1/3 of all plastic waste goes to the environment – a significant part to the seas and oceans. As a fairly shallow sea, with an average depth of 54 metres (compared to an average depth of about 1500 metres in the Mediterranean) and almost completely enclosed, the Baltic is particularly vulnerable to waste. Lost or lost fishing nets, so-called “spectral nets”, are a huge problem.

It is estimated that as a result of storms, collisions, or catching on wrecks underwater, Baltic fishermen lose between 5,000 and 10,000 pieces of nets per year. In the Polish part of the Baltic Sea, such nets can be as high as several hundred tonnes.

Lost nets still do what they were designed to do – they fish. Their fishing capacity remains at the level of 20% for the first six months after being lost, falling to 6% in the following months. With annual catch limits set at the highest possible level, this additional 6% of by-catch can significantly disturb the balance of fish stocks. Spectral nets are also an invisible, deadly trap for marine mammals and birds that dive for food and get entangled in nets.

To illustrate the scale of the problem, the WWF made a documentary film “The Spectrum of the Baltic”. It is a summary of the Marelitt Baltic project, lasting from 2016 to 2019, which aimed to find systemic solutions to the problem of lost fishing nets in the Baltic Sea. Thanks to the joint work of partners from Poland, Sweden, Germany and Estonia, such solutions were created. Their summary, in the form of recommendations for implementation, was collected in the manual “The Baltic Sea Blueprint – A comprehensive action plan for lost fishing nets”.
So far, the WWF Foundation has caught as much as 300 tons of the nets.

Does the Baltic Sea have a chance to recover?

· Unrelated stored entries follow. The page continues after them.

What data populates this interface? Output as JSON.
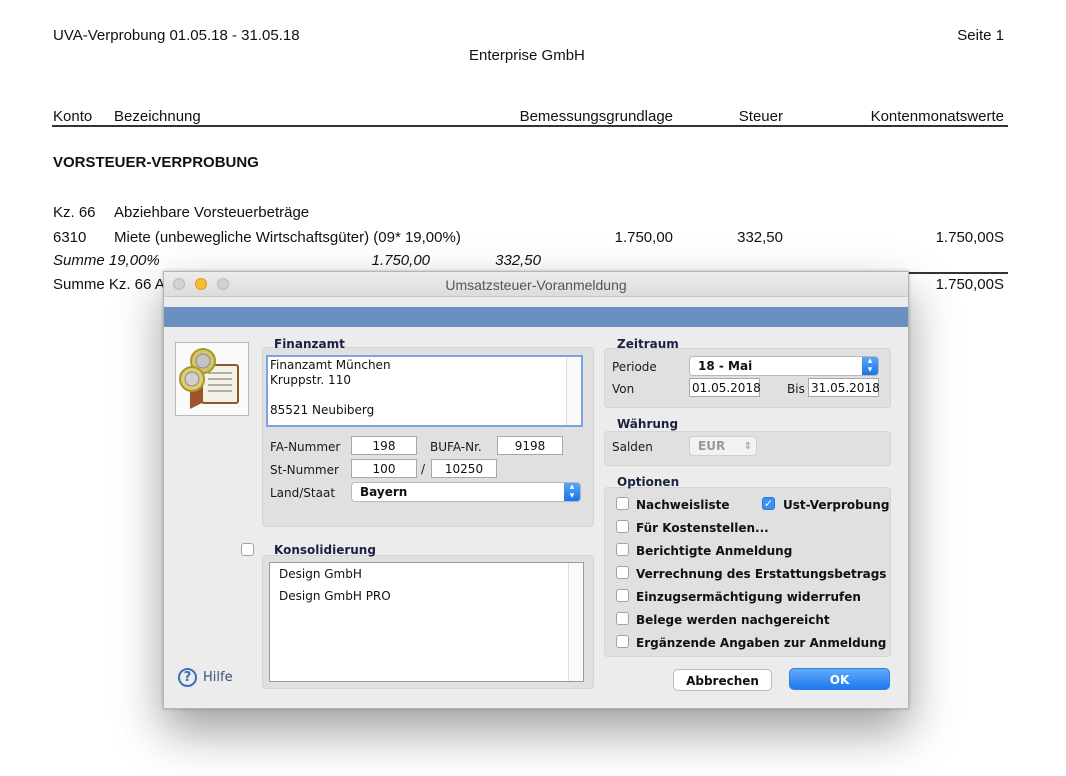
{
  "report": {
    "header_left": "UVA-Verprobung 01.05.18 - 31.05.18",
    "header_right": "Seite 1",
    "company": "Enterprise GmbH",
    "columns": [
      "Konto",
      "Bezeichnung",
      "Bemessungsgrundlage",
      "Steuer",
      "Kontenmonatswerte"
    ],
    "section_title": "VORSTEUER-VERPROBUNG",
    "group_kz": "Kz. 66",
    "group_label": "Abziehbare Vorsteuerbeträge",
    "row": {
      "konto": "6310",
      "bezeichnung": "Miete (unbewegliche Wirtschaftsgüter) (09* 19,00%)",
      "bemessung": "1.750,00",
      "steuer": "332,50",
      "wert": "1.750,00S"
    },
    "summe_rate": {
      "label": "Summe 19,00%",
      "bemessung": "1.750,00",
      "steuer": "332,50"
    },
    "summe_kz": {
      "label": "Summe Kz. 66 A",
      "wert": "1.750,00S"
    }
  },
  "dialog": {
    "title": "Umsatzsteuer-Voranmeldung",
    "finanzamt": {
      "section": "Finanzamt",
      "address": [
        "Finanzamt München",
        "Kruppstr. 110",
        "",
        "85521 Neubiberg"
      ],
      "fa_nummer_label": "FA-Nummer",
      "fa_nummer": "198",
      "bufa_label": "BUFA-Nr.",
      "bufa": "9198",
      "st_nummer_label": "St-Nummer",
      "st_nummer_1": "100",
      "st_sep": "/",
      "st_nummer_2": "10250",
      "land_label": "Land/Staat",
      "land": "Bayern"
    },
    "konsolidierung": {
      "section": "Konsolidierung",
      "items": [
        "Design GmbH",
        "Design GmbH PRO"
      ]
    },
    "zeitraum": {
      "section": "Zeitraum",
      "periode_label": "Periode",
      "periode": "18 - Mai",
      "von_label": "Von",
      "von": "01.05.2018",
      "bis_label": "Bis",
      "bis": "31.05.2018"
    },
    "waehrung": {
      "section": "Währung",
      "salden_label": "Salden",
      "salden": "EUR"
    },
    "optionen": {
      "section": "Optionen",
      "nachweisliste": "Nachweisliste",
      "ust_verprobung": "Ust-Verprobung",
      "items": [
        "Für Kostenstellen...",
        "Berichtigte Anmeldung",
        "Verrechnung des Erstattungsbetrags",
        "Einzugsermächtigung widerrufen",
        "Belege werden nachgereicht",
        "Ergänzende Angaben zur Anmeldung"
      ]
    },
    "help_label": "Hilfe",
    "cancel_label": "Abbrechen",
    "ok_label": "OK"
  }
}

The year 2020 was to be decisive for the Baltic Sea. Unfortunately, European Union countries have not achieved any of the goals related to the protection of marine ecosystems, which were legally binding on us until 2020. And yet, the EU is more water than land. As one of the main economic forces, we should be a model for action to preserve marine ecosystems. Unfortunately, the opposite is true! We have forgotten that our lives depend on their condition. Let us remember that we have the right and we should demand that those in power protect our precious Baltic ecosystem. We have no time! For a healthy Baltic we must act now!